Çoklu ilişkiler üzerine kurulu hiyerarşik olmayan bir ağ içinde aktörlük sadece insanlara özgü değildir. Organik ya da inorganik tüm tekillikler içlerinde bir hareket etme kudreti barındırır ve de sanat yapıtı bu kudretin kuvveden fiile çıkmasıdır. Aklın mutlak yasasının hükümranlığı altında potansiyeli bastırılan şeyleşmiş varlıklar sanatın yasayı ilga etmesiyle beraber hareket etme ve ettirme yetilerini tekrardan kazanabilecekleri bir aralık bulurlar. Bakan-bakılan, aktif-pasif gibi dikey ikilikler üzerine kurulu yerleşik yasal düzeneğinin yerini karşılıklı olarak etkileşen ve bilinçlerini bu çoğul ilişkilerde bulan aktörler alır. Sanat yapıtı şeylerin de aktör olduklarının hatırlanmasıdır. Bundan mütevellit aktörler, karşılaşmalar ve yasalar sınırsızdır. Her karşılaşma kendi yasasını üretir.

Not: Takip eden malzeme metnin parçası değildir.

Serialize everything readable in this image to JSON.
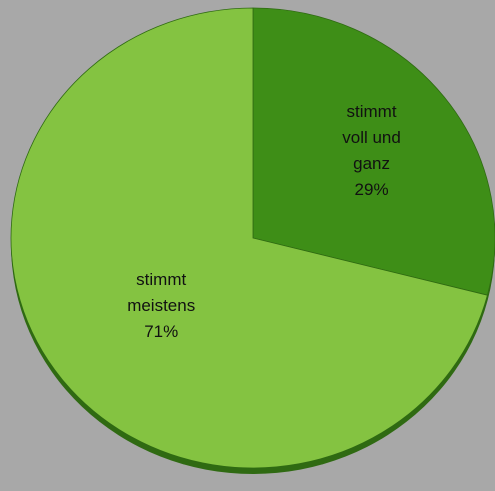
{
  "chart_data": {
    "type": "pie",
    "categories": [
      "stimmt voll und ganz",
      "stimmt meistens"
    ],
    "values": [
      29,
      71
    ],
    "value_labels": [
      "29%",
      "71%"
    ],
    "colors": [
      "#3e8e17",
      "#84c341"
    ]
  }
}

Çocukluk, romantik bir hayal olarak, her zaman da despot bir yasanın pençesine düşmüş mutsuz bireyler tarafından kurulur. Yetişkin elini kolunu nereye uzatması gerektiğini bilen kimse olmasa da yasa arzuyu dağılmaktan korusa da sanat mümkün olan tek yasanın yukarıdan bir yerlerden buyuran aklın yasası olmadığının kanıtıdır. Bu buyurgan despottan kurtulmak için de çocukluğa dönmektense sanata şans vermek evla. Özgürlük ilişkilerin açtığı aralıkta belirir, sanat ise ilişkinin en yalın hallerinden biridir.